I read in either the New Yorker or the Economist -- that's where I learn a lot of things; I never went to kindergarten -- that the average human being fears loss more than he or she yearns for gain. If I recall correctly, to motivate the average person to take a risk in a 50-50 situation, the possible gain must be twice that of the possible loss.
(If I have this wrong, tell me. We revel in interactivity here at Darwin's Cat.)
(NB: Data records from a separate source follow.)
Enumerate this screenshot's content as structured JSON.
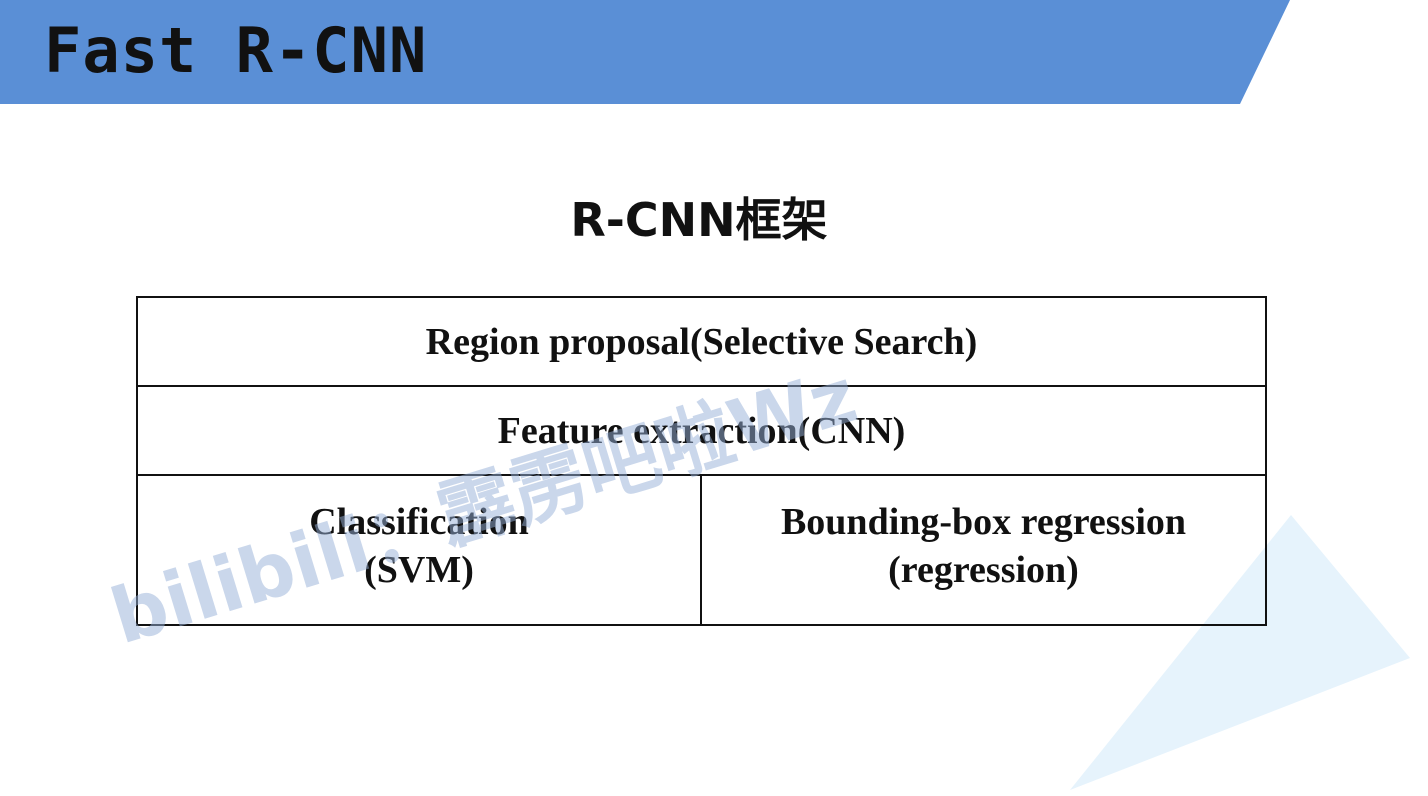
{
  "header": {
    "title": "Fast R-CNN"
  },
  "section_title": "R-CNN框架",
  "framework": {
    "row1": "Region proposal(Selective Search)",
    "row2": "Feature extraction(CNN)",
    "left_cell": {
      "line1": "Classification",
      "line2": "(SVM)"
    },
    "right_cell": {
      "line1": "Bounding-box regression",
      "line2": "(regression)"
    }
  },
  "watermark": "bilibili：霹雳吧啦Wz",
  "colors": {
    "header_band": "#5a8fd6",
    "decoration": "#e6f3fc",
    "text": "#111111"
  }
}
The last 24 hours of deal making in the venerable Patrick Finley Memorial Baseball League seem to bear this out. I offer deals that will provide mutual benefit. My confreres respond with deals that benefit them and me not at all. My wife -- she who has just returned from the negotiation seminar -- says my problem is that I failed to offer them one-sided deals of my own earlier. She says that by offering fair deals up front, I have spoiled the negotiation. She says I needed to be forced by my trading partner to retreat to an equitable position.
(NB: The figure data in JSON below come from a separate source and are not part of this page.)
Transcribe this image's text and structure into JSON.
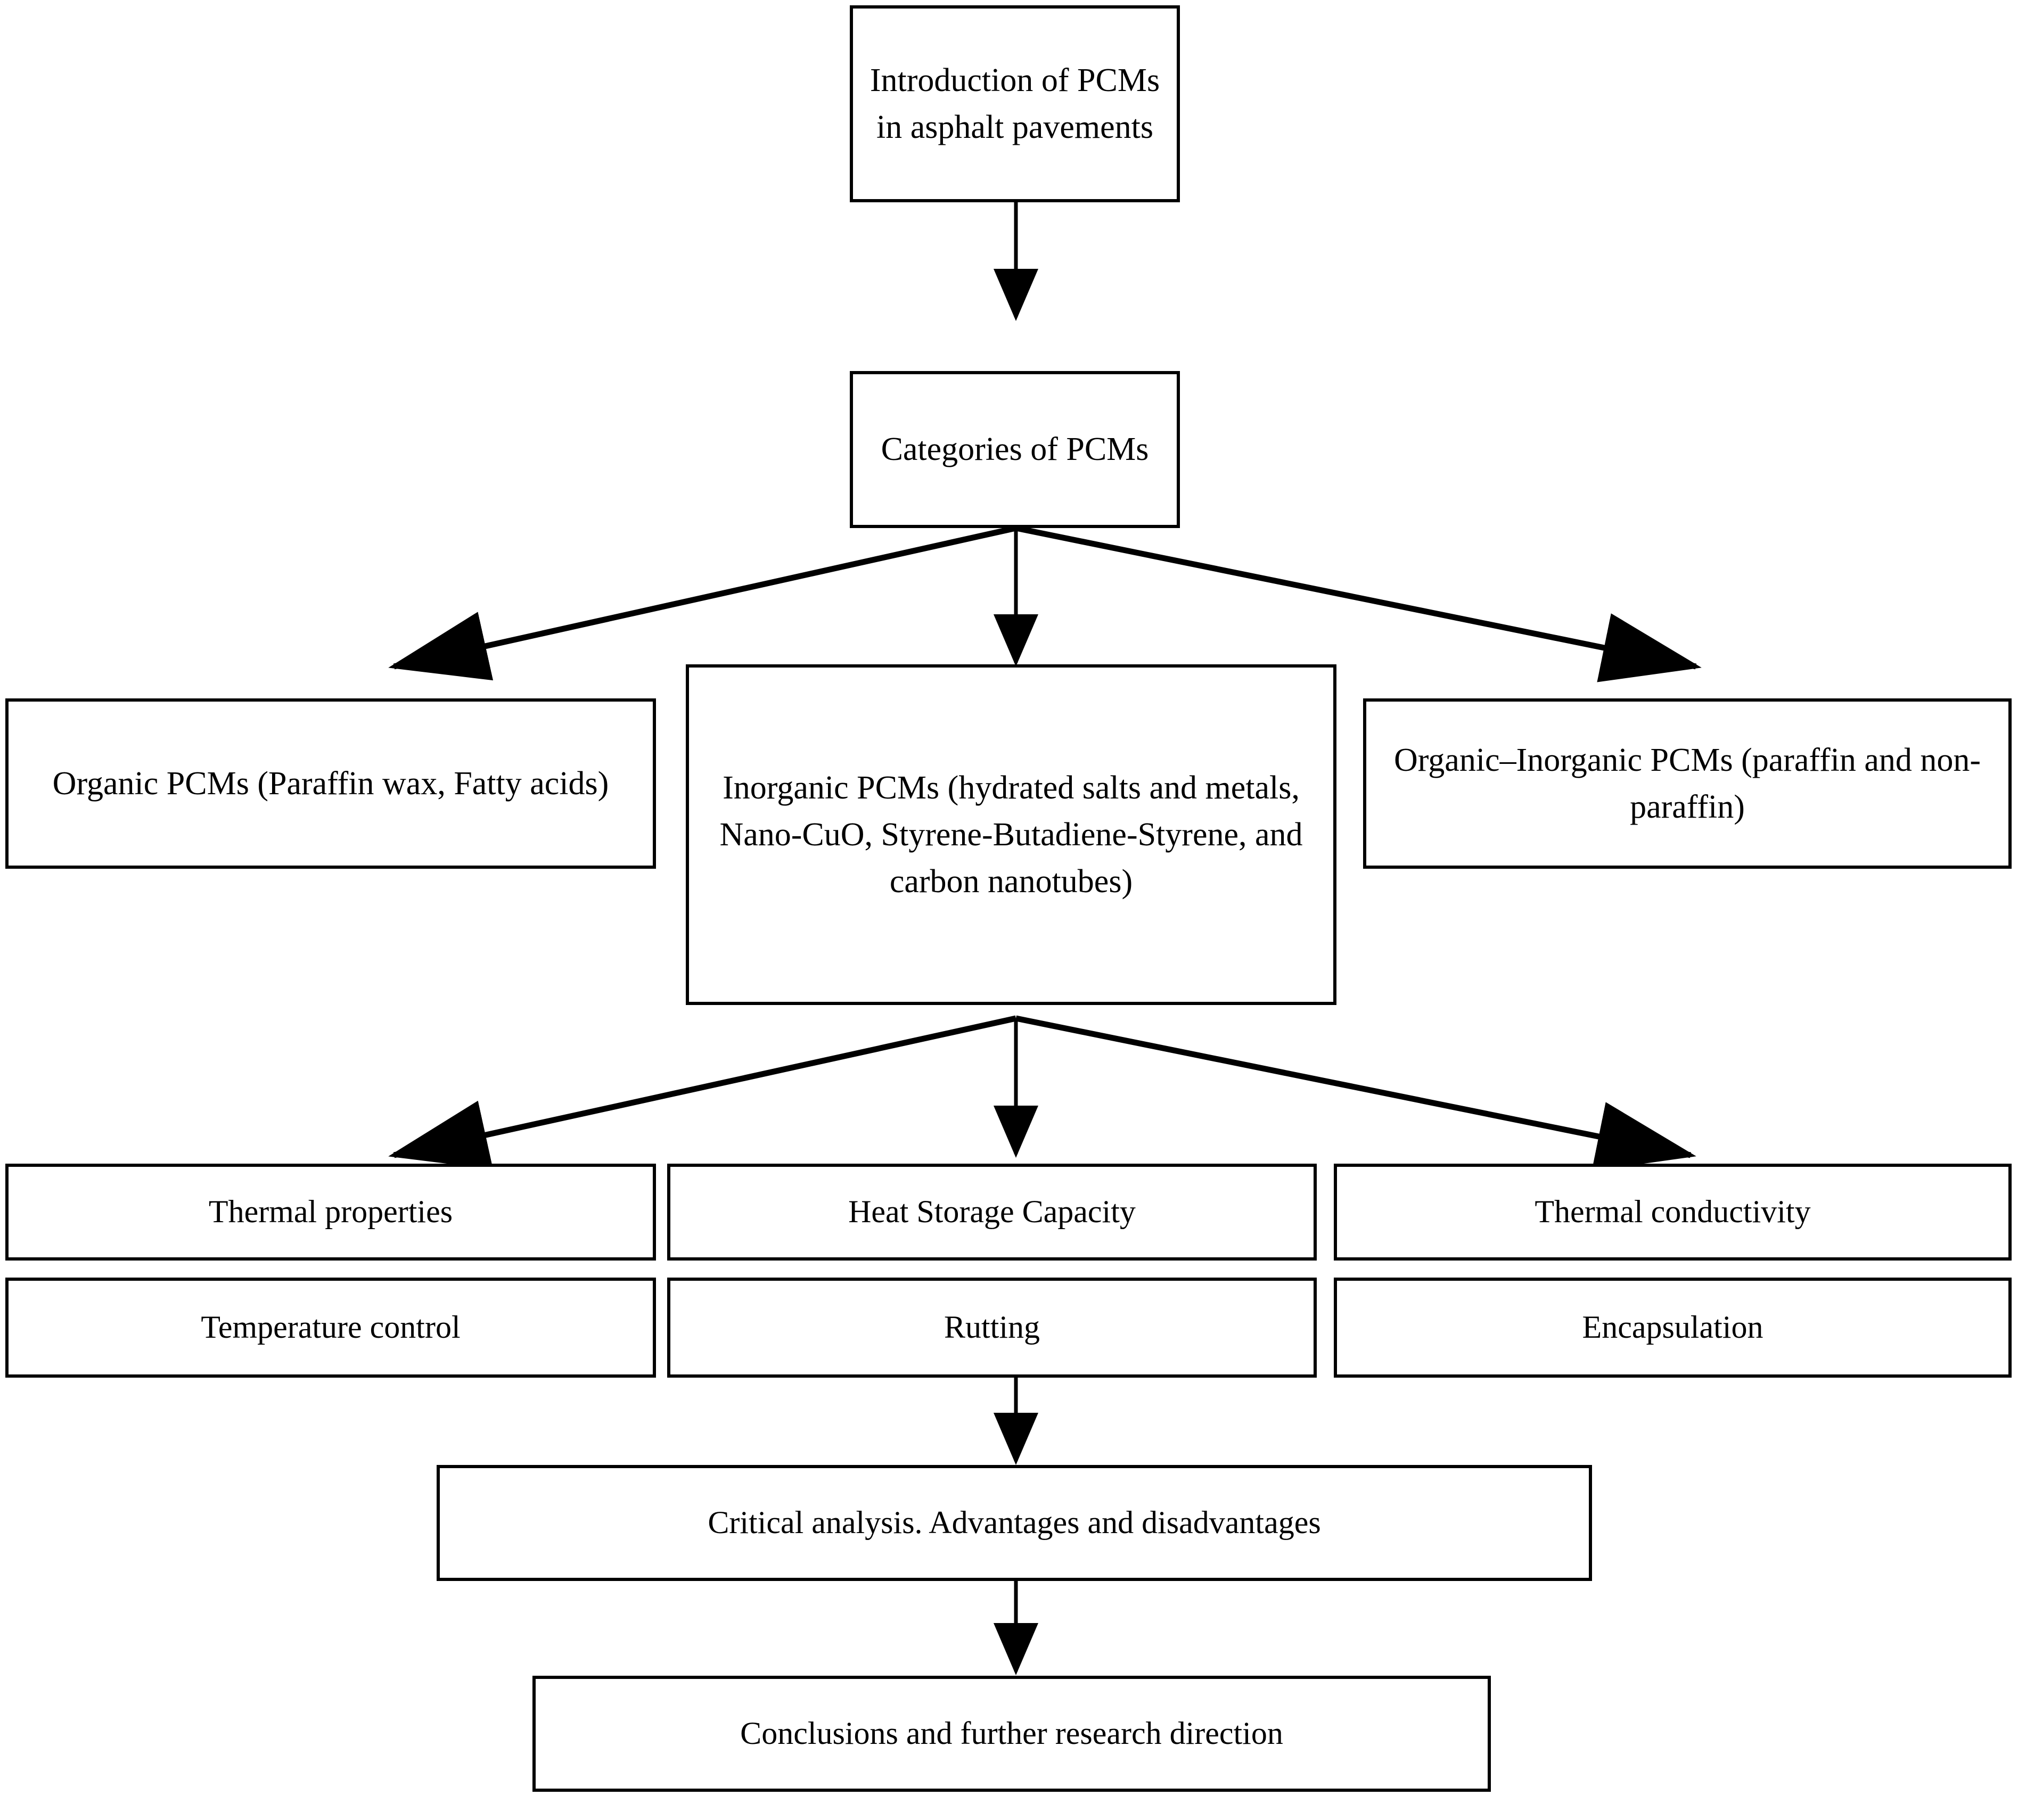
{
  "diagram": {
    "title": "Flowchart: Introduction of PCMs in asphalt pavements",
    "stroke_color": "#000000",
    "background_color": "#ffffff",
    "nodes": {
      "intro": "Introduction of PCMs in asphalt pavements",
      "categories": "Categories of PCMs",
      "organic": "Organic PCMs (Paraffin wax, Fatty acids)",
      "inorganic": "Inorganic PCMs (hydrated salts and metals, Nano-CuO, Styrene-Butadiene-Styrene, and carbon nanotubes)",
      "organic_inorganic": "Organic–Inorganic PCMs (paraffin and non-paraffin)",
      "thermal_properties": "Thermal properties",
      "heat_storage_capacity": "Heat Storage Capacity",
      "thermal_conductivity": "Thermal conductivity",
      "temperature_control": "Temperature control",
      "rutting": "Rutting",
      "encapsulation": "Encapsulation",
      "critical_analysis": "Critical analysis. Advantages and disadvantages",
      "conclusions": "Conclusions and further research direction"
    },
    "edges": [
      {
        "from": "intro",
        "to": "categories",
        "style": "straight-down"
      },
      {
        "from": "categories",
        "to": "organic",
        "style": "branch-left"
      },
      {
        "from": "categories",
        "to": "inorganic",
        "style": "straight-down"
      },
      {
        "from": "categories",
        "to": "organic_inorganic",
        "style": "branch-right"
      },
      {
        "from": "inorganic",
        "to": "thermal_properties",
        "style": "branch-left"
      },
      {
        "from": "inorganic",
        "to": "heat_storage_capacity",
        "style": "straight-down"
      },
      {
        "from": "inorganic",
        "to": "thermal_conductivity",
        "style": "branch-right"
      },
      {
        "from": "rutting",
        "to": "critical_analysis",
        "style": "straight-down"
      },
      {
        "from": "critical_analysis",
        "to": "conclusions",
        "style": "straight-down"
      }
    ]
  }
}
In other words, my fair deals were offered too early in the game to be perceived as fair. And now it's too late. The goods are shopworn.
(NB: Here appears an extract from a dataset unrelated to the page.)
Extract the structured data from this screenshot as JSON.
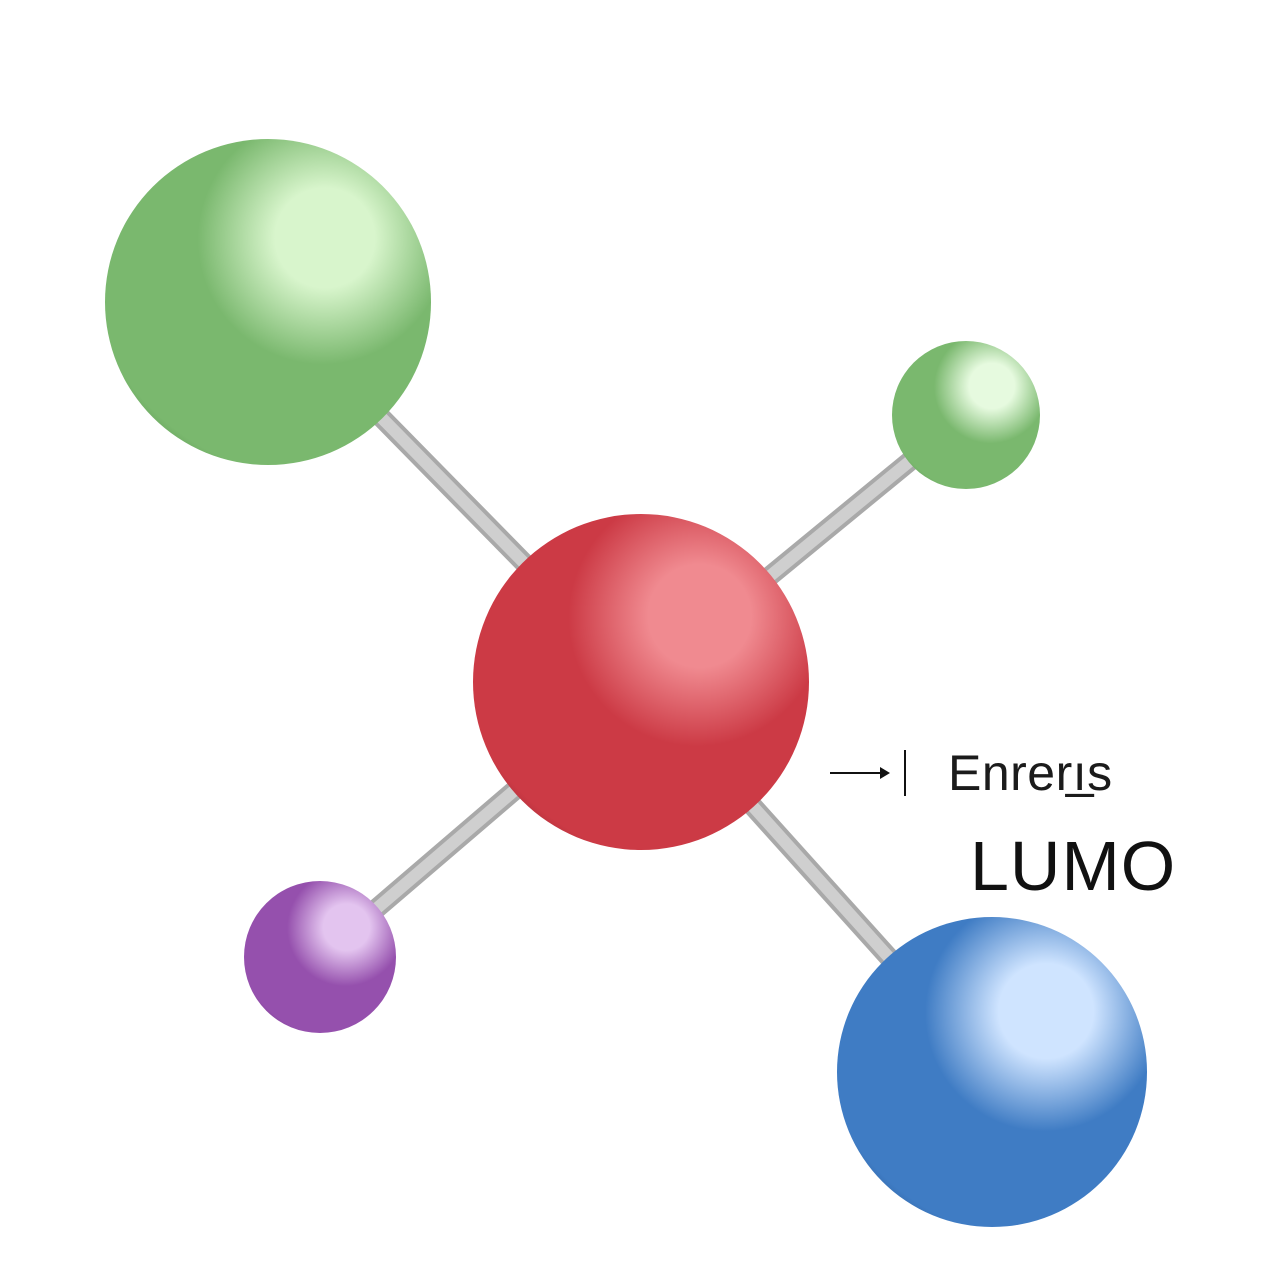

Okay. Okay. All I'm saying that as commissioner in years past I have signed off on deals that looked like a shower scene from Oz. I let the fast talkers turn the weaker-minded members of the league into their personal butt buddies. And I don't mean that in a nice way.
Any trade comes down the road in the next 18 hours that isn't a rainbow of righteousness, the commissioner is saying NO,
There's an old sheriff in Dodge right enough, but he just remembered where he keeps his teeth.